12.4. Notices. All notices under this Agreement shall be in writing and
shall be delivered to the addresses notified by the parties to each other
by a means evidenced by a delivery receipt, by facsimile or by email. Notice
shall be deemed to have been given upon: (i) personal delivery; (ii) the
second business day after mailing; (iii) 48 hours after sending by confirmed
facsimile; or (iv) 48 hours after sending by email. Notices to Cloud9 shall
be addressed to the attention of its Legal Department.
12.5. Waiver and Cumulative Remedies. No failure or delay by either party
in exercising any right under this Agreement shall constitute a waiver
of that right. Other than as expressly stated herein, the remedies provided
herein are in addition to, and not exclusive of, any other remedies of
a party at law or in equity.
12.6. Severability. If any provision of this Agreement is held by a court
of competent jurisdiction to be contrary to law, the provision shall be
modified by the court and interpreted so as best to accomplish the objectives
of the original provision to the fullest extent permitted by law, and the
remaining provisions of this Agreement shall remain in effect.
12.7. Assignment. Neither party may assign any of its rights or obligations
hereunder, whether by operation of law or otherwise, without the prior
express written consent of the other party. Notwithstanding the foregoing
either party may assign this Agreement together with all rights and obligations
hereunder, without consent of the other party, in connection with a merger,
acquisition, corporate reorganization, or sale of all or substantially
all of its assets not involving a direct competitor of the other party.
Any attempt by a party to assign its rights or obligations under this Agreement
in breach of this section shall be void and of no effect. Subject to the
foregoing, this Agreement shall bind and inure to the benefit of the parties,
their respective successors and permitted assigns.
12.8. Governing Law. This Agreement shall be governed exclusively by,
and construed exclusively in accordance with, the laws of the United States
and the State of California, without regard to its conflicts of laws provisions.
12.9. Venue. The state and federal courts located in San Francisco County,
California shall have exclusive jurisdiction to adjudicate any dispute
arising out of or relating to this Agreement.
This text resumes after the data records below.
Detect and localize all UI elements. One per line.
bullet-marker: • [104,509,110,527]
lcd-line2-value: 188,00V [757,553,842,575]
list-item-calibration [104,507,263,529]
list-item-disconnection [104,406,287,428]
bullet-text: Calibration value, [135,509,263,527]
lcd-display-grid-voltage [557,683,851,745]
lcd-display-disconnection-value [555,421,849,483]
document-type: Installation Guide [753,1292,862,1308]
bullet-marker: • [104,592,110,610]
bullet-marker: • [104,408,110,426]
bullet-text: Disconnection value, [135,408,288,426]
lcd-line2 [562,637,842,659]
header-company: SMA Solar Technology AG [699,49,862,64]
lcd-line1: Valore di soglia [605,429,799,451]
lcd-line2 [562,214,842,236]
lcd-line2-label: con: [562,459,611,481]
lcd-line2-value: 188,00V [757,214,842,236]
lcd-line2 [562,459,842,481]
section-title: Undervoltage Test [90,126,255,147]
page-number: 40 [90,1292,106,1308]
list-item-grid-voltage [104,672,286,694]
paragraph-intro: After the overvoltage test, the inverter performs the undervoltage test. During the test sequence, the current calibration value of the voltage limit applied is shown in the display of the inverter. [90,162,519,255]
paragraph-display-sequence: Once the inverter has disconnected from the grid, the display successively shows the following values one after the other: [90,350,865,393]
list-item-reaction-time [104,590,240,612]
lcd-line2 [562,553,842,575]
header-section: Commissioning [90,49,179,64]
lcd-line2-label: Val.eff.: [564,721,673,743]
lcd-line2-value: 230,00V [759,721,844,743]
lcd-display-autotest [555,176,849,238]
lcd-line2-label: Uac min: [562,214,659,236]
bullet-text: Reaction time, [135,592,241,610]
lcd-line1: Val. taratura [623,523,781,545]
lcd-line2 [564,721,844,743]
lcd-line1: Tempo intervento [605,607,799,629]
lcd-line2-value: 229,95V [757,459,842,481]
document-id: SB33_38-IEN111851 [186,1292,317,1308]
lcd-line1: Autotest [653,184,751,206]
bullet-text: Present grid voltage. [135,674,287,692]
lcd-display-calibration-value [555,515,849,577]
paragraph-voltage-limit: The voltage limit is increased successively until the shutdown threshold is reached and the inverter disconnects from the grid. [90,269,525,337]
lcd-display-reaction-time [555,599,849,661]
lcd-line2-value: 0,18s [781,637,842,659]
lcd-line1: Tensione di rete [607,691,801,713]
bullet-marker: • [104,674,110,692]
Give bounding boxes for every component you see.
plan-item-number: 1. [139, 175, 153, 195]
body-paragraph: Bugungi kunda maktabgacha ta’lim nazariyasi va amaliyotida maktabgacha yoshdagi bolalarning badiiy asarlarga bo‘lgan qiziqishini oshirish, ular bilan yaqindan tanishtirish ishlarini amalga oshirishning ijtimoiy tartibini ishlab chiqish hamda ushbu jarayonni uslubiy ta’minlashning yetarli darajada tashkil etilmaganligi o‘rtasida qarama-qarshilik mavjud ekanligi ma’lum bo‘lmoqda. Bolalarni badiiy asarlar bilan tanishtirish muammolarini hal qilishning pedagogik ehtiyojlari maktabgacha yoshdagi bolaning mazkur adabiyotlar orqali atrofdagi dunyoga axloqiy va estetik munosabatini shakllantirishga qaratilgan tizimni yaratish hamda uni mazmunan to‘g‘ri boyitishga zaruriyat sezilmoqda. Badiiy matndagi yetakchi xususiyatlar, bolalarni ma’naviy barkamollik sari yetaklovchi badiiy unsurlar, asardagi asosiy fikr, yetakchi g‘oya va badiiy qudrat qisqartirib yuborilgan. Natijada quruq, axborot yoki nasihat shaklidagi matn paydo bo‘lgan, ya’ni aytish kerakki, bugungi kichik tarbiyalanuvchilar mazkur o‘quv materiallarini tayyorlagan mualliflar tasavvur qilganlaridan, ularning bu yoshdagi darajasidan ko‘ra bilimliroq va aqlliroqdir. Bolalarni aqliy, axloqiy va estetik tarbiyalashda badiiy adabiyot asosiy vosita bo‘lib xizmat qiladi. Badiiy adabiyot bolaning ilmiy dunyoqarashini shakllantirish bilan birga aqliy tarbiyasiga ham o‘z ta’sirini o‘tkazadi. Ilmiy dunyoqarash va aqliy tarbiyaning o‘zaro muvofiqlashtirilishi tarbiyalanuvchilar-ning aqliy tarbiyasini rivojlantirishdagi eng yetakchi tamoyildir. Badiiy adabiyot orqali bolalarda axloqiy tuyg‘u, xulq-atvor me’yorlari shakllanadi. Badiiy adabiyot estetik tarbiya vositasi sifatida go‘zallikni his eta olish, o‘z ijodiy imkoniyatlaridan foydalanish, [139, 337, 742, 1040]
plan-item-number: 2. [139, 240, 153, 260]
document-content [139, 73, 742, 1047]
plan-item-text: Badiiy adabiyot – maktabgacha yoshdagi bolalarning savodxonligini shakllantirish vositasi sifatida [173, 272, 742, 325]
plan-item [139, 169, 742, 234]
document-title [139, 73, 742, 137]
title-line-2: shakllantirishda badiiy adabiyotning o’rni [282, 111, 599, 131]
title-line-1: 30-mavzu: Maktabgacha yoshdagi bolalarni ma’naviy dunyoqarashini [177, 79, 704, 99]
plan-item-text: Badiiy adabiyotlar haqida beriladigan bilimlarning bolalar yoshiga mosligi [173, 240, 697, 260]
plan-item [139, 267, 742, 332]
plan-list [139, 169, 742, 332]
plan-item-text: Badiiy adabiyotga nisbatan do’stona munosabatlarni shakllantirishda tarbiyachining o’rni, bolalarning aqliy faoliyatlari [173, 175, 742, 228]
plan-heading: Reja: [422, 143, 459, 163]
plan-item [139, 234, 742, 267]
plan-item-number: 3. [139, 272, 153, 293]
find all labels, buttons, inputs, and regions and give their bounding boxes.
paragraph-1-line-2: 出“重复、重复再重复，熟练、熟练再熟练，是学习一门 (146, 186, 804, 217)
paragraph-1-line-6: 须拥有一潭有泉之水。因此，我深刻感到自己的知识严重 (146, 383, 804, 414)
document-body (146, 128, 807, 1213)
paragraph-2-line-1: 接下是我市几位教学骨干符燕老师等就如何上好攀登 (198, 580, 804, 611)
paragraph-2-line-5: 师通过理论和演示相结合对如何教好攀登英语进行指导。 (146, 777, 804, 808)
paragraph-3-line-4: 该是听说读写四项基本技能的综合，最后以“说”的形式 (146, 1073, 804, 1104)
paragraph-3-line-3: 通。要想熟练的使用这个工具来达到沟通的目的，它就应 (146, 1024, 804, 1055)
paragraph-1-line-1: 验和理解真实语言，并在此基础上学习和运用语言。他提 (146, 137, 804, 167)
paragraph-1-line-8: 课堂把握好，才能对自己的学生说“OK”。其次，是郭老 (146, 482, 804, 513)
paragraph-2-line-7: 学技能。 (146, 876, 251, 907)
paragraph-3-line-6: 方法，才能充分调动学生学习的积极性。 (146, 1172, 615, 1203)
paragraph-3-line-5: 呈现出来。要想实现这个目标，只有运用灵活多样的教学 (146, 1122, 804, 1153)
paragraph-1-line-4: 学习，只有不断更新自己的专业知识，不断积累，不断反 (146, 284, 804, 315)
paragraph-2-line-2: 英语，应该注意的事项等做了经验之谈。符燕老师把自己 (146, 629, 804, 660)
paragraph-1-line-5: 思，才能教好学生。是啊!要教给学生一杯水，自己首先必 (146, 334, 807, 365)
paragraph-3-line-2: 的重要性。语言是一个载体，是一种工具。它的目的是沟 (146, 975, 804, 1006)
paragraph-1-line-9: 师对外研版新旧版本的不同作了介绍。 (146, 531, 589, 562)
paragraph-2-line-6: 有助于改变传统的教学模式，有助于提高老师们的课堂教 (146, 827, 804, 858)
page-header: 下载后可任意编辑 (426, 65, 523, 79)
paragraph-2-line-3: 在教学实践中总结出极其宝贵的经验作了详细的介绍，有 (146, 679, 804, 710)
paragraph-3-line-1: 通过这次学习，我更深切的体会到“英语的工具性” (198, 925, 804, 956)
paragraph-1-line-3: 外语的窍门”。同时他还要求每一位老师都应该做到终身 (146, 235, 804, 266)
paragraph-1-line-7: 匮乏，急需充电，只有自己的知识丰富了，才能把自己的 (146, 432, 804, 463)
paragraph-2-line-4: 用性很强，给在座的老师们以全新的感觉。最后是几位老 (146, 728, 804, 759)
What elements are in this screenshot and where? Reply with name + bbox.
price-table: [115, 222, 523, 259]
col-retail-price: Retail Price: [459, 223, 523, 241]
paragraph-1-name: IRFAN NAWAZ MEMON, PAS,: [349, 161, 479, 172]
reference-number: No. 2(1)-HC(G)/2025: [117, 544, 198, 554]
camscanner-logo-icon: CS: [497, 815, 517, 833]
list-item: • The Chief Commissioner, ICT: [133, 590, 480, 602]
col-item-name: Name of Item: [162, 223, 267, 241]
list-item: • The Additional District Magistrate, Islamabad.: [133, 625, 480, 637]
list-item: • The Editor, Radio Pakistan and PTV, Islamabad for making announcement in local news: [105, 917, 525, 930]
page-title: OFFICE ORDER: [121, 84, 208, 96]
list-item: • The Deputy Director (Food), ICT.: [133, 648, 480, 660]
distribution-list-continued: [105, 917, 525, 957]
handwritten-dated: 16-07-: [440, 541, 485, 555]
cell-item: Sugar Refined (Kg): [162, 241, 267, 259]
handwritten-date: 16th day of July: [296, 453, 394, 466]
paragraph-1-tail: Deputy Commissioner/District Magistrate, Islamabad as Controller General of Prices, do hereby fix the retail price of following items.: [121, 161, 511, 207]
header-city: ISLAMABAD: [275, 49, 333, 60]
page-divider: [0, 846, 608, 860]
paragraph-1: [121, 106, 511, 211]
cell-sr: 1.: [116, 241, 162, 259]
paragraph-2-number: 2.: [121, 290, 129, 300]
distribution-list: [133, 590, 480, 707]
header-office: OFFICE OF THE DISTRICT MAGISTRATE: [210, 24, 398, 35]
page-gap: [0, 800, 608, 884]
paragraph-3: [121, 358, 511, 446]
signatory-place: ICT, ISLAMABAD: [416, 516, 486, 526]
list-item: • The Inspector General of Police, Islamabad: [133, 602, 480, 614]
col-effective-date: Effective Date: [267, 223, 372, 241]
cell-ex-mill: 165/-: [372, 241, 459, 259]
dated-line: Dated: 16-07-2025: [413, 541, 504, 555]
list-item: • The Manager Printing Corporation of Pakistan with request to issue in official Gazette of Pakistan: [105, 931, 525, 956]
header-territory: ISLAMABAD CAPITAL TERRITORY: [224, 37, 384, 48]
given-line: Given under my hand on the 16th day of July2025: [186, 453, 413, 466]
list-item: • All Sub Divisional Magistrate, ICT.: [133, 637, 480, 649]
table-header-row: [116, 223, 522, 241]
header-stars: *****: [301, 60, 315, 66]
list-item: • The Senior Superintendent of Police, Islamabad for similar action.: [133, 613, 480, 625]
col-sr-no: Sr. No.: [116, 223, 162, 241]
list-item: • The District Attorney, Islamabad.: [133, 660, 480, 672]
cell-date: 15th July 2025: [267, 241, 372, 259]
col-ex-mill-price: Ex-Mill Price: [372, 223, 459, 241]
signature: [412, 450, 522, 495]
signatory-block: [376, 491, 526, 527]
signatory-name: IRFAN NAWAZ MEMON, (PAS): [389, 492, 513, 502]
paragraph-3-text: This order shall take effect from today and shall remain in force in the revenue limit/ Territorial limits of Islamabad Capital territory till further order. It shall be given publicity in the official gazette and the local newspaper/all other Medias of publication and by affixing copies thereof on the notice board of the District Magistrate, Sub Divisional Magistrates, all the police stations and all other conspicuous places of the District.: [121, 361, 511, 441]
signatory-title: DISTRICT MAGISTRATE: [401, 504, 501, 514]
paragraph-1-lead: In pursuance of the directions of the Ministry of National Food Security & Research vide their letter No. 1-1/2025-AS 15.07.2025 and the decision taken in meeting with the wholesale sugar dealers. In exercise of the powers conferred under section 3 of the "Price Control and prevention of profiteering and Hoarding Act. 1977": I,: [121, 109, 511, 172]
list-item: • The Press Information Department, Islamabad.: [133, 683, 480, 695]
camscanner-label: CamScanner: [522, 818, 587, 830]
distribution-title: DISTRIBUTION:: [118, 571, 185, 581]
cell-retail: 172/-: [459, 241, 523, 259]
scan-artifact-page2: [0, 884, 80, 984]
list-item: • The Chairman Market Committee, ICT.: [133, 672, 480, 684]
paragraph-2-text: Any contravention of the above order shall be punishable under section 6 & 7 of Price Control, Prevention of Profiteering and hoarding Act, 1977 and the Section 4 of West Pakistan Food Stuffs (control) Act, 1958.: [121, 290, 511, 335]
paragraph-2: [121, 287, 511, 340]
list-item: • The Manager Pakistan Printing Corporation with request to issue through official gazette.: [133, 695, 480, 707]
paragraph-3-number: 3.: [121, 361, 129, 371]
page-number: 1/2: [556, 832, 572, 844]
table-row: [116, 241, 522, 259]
Each party hereby consents
to the jurisdiction of such courts and waives any right it may otherwise
have to challenge the appropriateness of such forums, whether on the basis
of the doctrine of forum non conveniens or otherwise. Each party also hereby
waives any right to jury trial in connection with any action or litigation
in any way arising out of or related to this Agreement.
12.10. Export Control Laws. Each party shall comply with all United States
and foreign export control laws or regulations applicable to its performance
under this Agreement.
12.11. Entire Agreement. This Agreement, including all exhibits and addenda
hereto, along with all Order Forms executed hereunder, constitute the entire
agreement between the parties as to its subject matter, and supersede all
previous and contemporaneous agreements, proposals or representations,
written or oral, concerning the subject matter of this Agreement. No modification,
amendment, or waiver of any provision of this Agreement shall be effective
unless in writing and signed by the party against whom the modification,
amendment, or waiver is to be asserted. In the event of any conflict between
the provisions in this Master Subscription Agreement and any exhibit or
addendum hereto, or Order Form executed hereunder, the terms of such exhibit,
addendum or Order Form shall prevail to the extent of any inconsistency.
Notwithstanding any language to the contrary therein, no terms or conditions
stated in a Customer purchase order or in any other Customer order documentation
shall be incorporated into or form any part of this Agreement, and all
such terms or conditions shall be null and void.